A key strength of this campus community partnership with Asian grocery stores was the diversity of the women reached and the greater likelihood that they may be underserved, from a medical and public health perspective. Most reported preferences for using a language other than English: Study 1 (96%) and Study 2 (86%). This characteristic increases their risk of barriers to accessing information and services.

A limitation of this study was that the 2 studies data were drawn using convenience samples and may not be representative of all Asian American women. Further, at the time of this survey, standardized instruments that might have been appropriate for this study’s focus were either not available or had not been validated for Asian American women.
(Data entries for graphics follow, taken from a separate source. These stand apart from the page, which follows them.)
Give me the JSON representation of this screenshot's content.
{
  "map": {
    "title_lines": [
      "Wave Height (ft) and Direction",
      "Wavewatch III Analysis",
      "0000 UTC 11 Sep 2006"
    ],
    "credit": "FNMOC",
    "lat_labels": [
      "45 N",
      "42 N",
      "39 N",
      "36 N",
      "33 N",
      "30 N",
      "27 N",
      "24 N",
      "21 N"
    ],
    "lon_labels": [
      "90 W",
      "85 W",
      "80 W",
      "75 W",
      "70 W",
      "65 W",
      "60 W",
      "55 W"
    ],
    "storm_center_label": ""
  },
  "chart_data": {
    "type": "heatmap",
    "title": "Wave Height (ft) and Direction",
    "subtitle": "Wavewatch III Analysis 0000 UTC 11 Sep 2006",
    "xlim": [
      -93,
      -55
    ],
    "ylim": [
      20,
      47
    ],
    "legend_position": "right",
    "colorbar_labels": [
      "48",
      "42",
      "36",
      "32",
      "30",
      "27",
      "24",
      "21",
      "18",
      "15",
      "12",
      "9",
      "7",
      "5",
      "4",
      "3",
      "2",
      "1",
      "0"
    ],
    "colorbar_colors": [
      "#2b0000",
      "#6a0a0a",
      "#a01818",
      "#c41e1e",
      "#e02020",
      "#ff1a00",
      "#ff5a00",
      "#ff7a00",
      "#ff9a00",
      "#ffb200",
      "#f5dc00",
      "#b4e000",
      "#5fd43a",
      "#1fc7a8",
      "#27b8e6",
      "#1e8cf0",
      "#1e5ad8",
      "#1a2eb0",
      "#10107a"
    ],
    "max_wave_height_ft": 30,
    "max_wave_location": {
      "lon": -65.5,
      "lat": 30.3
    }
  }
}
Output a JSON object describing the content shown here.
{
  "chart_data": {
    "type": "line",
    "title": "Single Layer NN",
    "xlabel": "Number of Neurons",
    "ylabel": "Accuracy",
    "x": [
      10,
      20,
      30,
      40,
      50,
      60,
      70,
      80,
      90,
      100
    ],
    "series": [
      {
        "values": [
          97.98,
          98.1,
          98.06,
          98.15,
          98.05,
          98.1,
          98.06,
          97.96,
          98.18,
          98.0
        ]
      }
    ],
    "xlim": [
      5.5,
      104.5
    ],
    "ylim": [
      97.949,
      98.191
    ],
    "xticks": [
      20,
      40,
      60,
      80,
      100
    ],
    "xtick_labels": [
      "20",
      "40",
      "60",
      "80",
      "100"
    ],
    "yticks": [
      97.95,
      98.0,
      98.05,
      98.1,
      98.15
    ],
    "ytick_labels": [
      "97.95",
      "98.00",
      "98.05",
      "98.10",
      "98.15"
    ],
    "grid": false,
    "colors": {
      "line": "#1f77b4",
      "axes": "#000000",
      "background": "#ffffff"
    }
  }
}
It was also not possible to verify the participants’ self-reported screening adherence data due to the monetary limitations of this study.
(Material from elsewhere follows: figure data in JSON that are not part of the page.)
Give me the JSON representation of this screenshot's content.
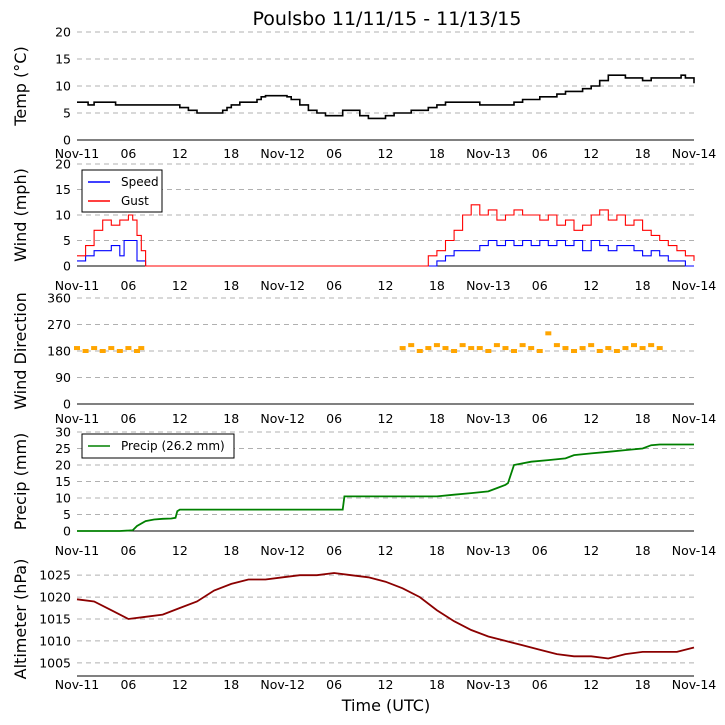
{
  "title": "Poulsbo 11/11/15 - 11/13/15",
  "xlabel": "Time (UTC)",
  "x_ticks": [
    "Nov-11",
    "06",
    "12",
    "18",
    "Nov-12",
    "06",
    "12",
    "18",
    "Nov-13",
    "06",
    "12",
    "18",
    "Nov-14"
  ],
  "colors": {
    "temp": "#000000",
    "speed": "#0000ff",
    "gust": "#ff0000",
    "direction": "#ffa500",
    "precip": "#008000",
    "altimeter": "#8b0000",
    "grid": "#b0b0b0"
  },
  "chart_data": [
    {
      "type": "line",
      "id": "temp",
      "ylabel": "Temp (°C)",
      "ylim": [
        0,
        20
      ],
      "yticks": [
        0,
        5,
        10,
        15,
        20
      ],
      "x_unit": "hours since Nov-11 00 UTC",
      "xlim": [
        0,
        72
      ],
      "series": [
        {
          "x": [
            0,
            1,
            1.3,
            2,
            2.5,
            4.5,
            6,
            7,
            9,
            11.5,
            12,
            13,
            14,
            16,
            17,
            17.5,
            18,
            19,
            20,
            21,
            21.5,
            22,
            23,
            24,
            24.5,
            25,
            26,
            27,
            28,
            28.5,
            29,
            30,
            31,
            32,
            33,
            34,
            35,
            36,
            37,
            38,
            39,
            40,
            41,
            42,
            43,
            44,
            45,
            46,
            47,
            48,
            49,
            50,
            51,
            52,
            53,
            54,
            55,
            56,
            57,
            58,
            59,
            60,
            61,
            62,
            62.5,
            63,
            64,
            65,
            66,
            67,
            68,
            69,
            70,
            70.5,
            71,
            72
          ],
          "y": [
            7,
            7,
            6.5,
            7,
            7,
            6.5,
            6.5,
            6.5,
            6.5,
            6.5,
            6,
            5.5,
            5,
            5,
            5.5,
            6,
            6.5,
            7,
            7,
            7.5,
            8,
            8.2,
            8.2,
            8.2,
            8,
            7.5,
            6.5,
            5.5,
            5,
            5,
            4.5,
            4.5,
            5.5,
            5.5,
            4.5,
            4,
            4,
            4.5,
            5,
            5,
            5.5,
            5.5,
            6,
            6.5,
            7,
            7,
            7,
            7,
            6.5,
            6.5,
            6.5,
            6.5,
            7,
            7.5,
            7.5,
            8,
            8,
            8.5,
            9,
            9,
            9.5,
            10,
            11,
            12,
            12,
            12,
            11.5,
            11.5,
            11,
            11.5,
            11.5,
            11.5,
            11.5,
            12,
            11.5,
            10.5
          ]
        }
      ]
    },
    {
      "type": "line",
      "id": "wind",
      "ylabel": "Wind (mph)",
      "ylim": [
        0,
        20
      ],
      "yticks": [
        0,
        5,
        10,
        15,
        20
      ],
      "series": [
        {
          "name": "Speed",
          "x": [
            0,
            1,
            2,
            3,
            4,
            5,
            5.5,
            6,
            7,
            8,
            9,
            10,
            15,
            20,
            25,
            30,
            35,
            40,
            41,
            42,
            43,
            44,
            45,
            46,
            47,
            48,
            49,
            50,
            51,
            52,
            53,
            54,
            55,
            56,
            57,
            58,
            59,
            60,
            61,
            62,
            63,
            64,
            65,
            66,
            67,
            68,
            69,
            70,
            71,
            72
          ],
          "y": [
            1,
            2,
            3,
            3,
            4,
            2,
            5,
            5,
            1,
            0,
            0,
            0,
            0,
            0,
            0,
            0,
            0,
            0,
            0,
            1,
            2,
            3,
            3,
            3,
            4,
            5,
            4,
            5,
            4,
            5,
            4,
            5,
            4,
            5,
            4,
            5,
            3,
            5,
            4,
            3,
            4,
            4,
            3,
            2,
            3,
            2,
            1,
            1,
            0,
            0
          ]
        },
        {
          "name": "Gust",
          "x": [
            0,
            1,
            2,
            3,
            4,
            5,
            6,
            6.5,
            7,
            7.5,
            8,
            40,
            41,
            42,
            43,
            44,
            45,
            46,
            47,
            48,
            49,
            50,
            51,
            52,
            53,
            54,
            55,
            56,
            57,
            58,
            59,
            60,
            61,
            62,
            63,
            64,
            65,
            66,
            67,
            68,
            69,
            70,
            71,
            72
          ],
          "y": [
            2,
            4,
            7,
            9,
            8,
            9,
            10,
            9,
            6,
            3,
            0,
            0,
            2,
            3,
            5,
            7,
            10,
            12,
            10,
            11,
            9,
            10,
            11,
            10,
            10,
            9,
            10,
            8,
            9,
            7,
            8,
            10,
            11,
            9,
            10,
            8,
            9,
            7,
            6,
            5,
            4,
            3,
            2,
            1
          ]
        }
      ]
    },
    {
      "type": "scatter",
      "id": "direction",
      "ylabel": "Wind Direction",
      "ylim": [
        0,
        360
      ],
      "yticks": [
        0,
        90,
        180,
        270,
        360
      ],
      "series": [
        {
          "x": [
            0,
            1,
            2,
            3,
            4,
            5,
            6,
            7,
            7.5,
            38,
            39,
            40,
            41,
            42,
            43,
            44,
            45,
            46,
            47,
            48,
            49,
            50,
            51,
            52,
            53,
            54,
            55,
            56,
            57,
            58,
            59,
            60,
            61,
            62,
            63,
            64,
            65,
            66,
            67,
            68
          ],
          "y": [
            190,
            180,
            190,
            180,
            190,
            180,
            190,
            180,
            190,
            190,
            200,
            180,
            190,
            200,
            190,
            180,
            200,
            190,
            190,
            180,
            200,
            190,
            180,
            200,
            190,
            180,
            240,
            200,
            190,
            180,
            190,
            200,
            180,
            190,
            180,
            190,
            200,
            190,
            200,
            190
          ]
        }
      ]
    },
    {
      "type": "line",
      "id": "precip",
      "ylabel": "Precip (mm)",
      "ylim": [
        0,
        30
      ],
      "yticks": [
        0,
        5,
        10,
        15,
        20,
        25,
        30
      ],
      "series": [
        {
          "name": "Precip (26.2 mm)",
          "x": [
            0,
            5,
            6.5,
            7,
            8,
            9,
            10,
            11,
            11.5,
            11.7,
            12,
            20,
            24,
            30,
            31,
            31.2,
            32,
            36,
            38,
            42,
            44,
            46,
            48,
            49,
            50,
            50.3,
            51,
            53,
            55,
            57,
            58,
            60,
            62,
            64,
            66,
            67,
            68,
            72
          ],
          "y": [
            0,
            0,
            0.2,
            1.5,
            3,
            3.5,
            3.7,
            3.8,
            4,
            6,
            6.5,
            6.5,
            6.5,
            6.5,
            6.5,
            10.5,
            10.5,
            10.5,
            10.5,
            10.5,
            11,
            11.5,
            12,
            13,
            14,
            14.5,
            20,
            21,
            21.5,
            22,
            23,
            23.5,
            24,
            24.5,
            25,
            26,
            26.2,
            26.2
          ]
        }
      ]
    },
    {
      "type": "line",
      "id": "altimeter",
      "ylabel": "Altimeter (hPa)",
      "ylim": [
        1002,
        1028
      ],
      "yticks": [
        1005,
        1010,
        1015,
        1020,
        1025
      ],
      "series": [
        {
          "x": [
            0,
            2,
            4,
            6,
            8,
            10,
            12,
            14,
            16,
            18,
            20,
            22,
            24,
            26,
            28,
            30,
            32,
            34,
            36,
            38,
            40,
            42,
            44,
            46,
            48,
            50,
            52,
            54,
            56,
            58,
            60,
            62,
            64,
            66,
            68,
            70,
            72
          ],
          "y": [
            1019.5,
            1019,
            1017,
            1015,
            1015.5,
            1016,
            1017.5,
            1019,
            1021.5,
            1023,
            1024,
            1024,
            1024.5,
            1025,
            1025,
            1025.5,
            1025,
            1024.5,
            1023.5,
            1022,
            1020,
            1017,
            1014.5,
            1012.5,
            1011,
            1010,
            1009,
            1008,
            1007,
            1006.5,
            1006.5,
            1006,
            1007,
            1007.5,
            1007.5,
            1007.5,
            1008.5
          ]
        }
      ]
    }
  ]
}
In spite of these limitations, the statistically significant increase in reported adherence to screening guidelines from Study 1 to Study 2 suggests that women at least knew the “socially desirable responses” they should be giving by Study 2, and this shift was parallel to the shift toward increased rates of early breast cancer detection being reported in the California Cancer Tumor Registry. Thus, for 4 Asian groups included in this study, the data offer additional insight into the breast cancer knowledge, attitudes, and behaviors of this cohort of Asian American women.

CONCLUSION

The findings reported from this data analysis, in combination with the decreasing numbers of Asian women being reported by the California Cancer Registry to have been detected with late stage breast cancer, suggest that the efforts of public and private organizations and individuals are making a significant, positive impact on improving the breast health of Asian American women. Vigilance is still warranted, however, since as Asian women’s tenure in the United States extends, so too will their risk of developing breast cancer, making it essential that health care providers across the state continue their efforts to reach Asian American women with information and screening appointments plus prompt follow-up appointments when abnormal breast changes are detected.

ACKNOWLEDGEMENTS

This project was funded by a series of grants. The primary funding for this project was from the San Diego Affiliate of the Susan G. Komen for the Cure and the California Breast Cancer Early Detection Program. Additional funding was provided by the National Cancer Institute’s R25-CA65745, the Cancer Center core grant 5 P30 CA023100, and the Minority Institution/Cancer Center Partnership Program grants U56 CA92079 and U56 CA92081 as well as the National Institutes of Health’s Division of National Center on Minority Health and Health Disparities EXPORT grant P60MD00220. This article’s contents are the sole responsibility of the authors and do not necessarily represent the official beliefs of the funding agencies. The authors also wish to thank the American Cancer Society, the National Cancer Institute, and the San Diego Union of Pacific Asian Communities for their guidance and generous contribution of printed educational materials. Dozens of Asian American students volunteered to assist with both of the studies presented in this article. Their dedication to serving their community is to be commended.

Footnotes

The preliminary data on which this article is based were presented in the poster session at the 2007 annual scientific meeting of the American Association for Cancer Education in Birmingham, Alabama.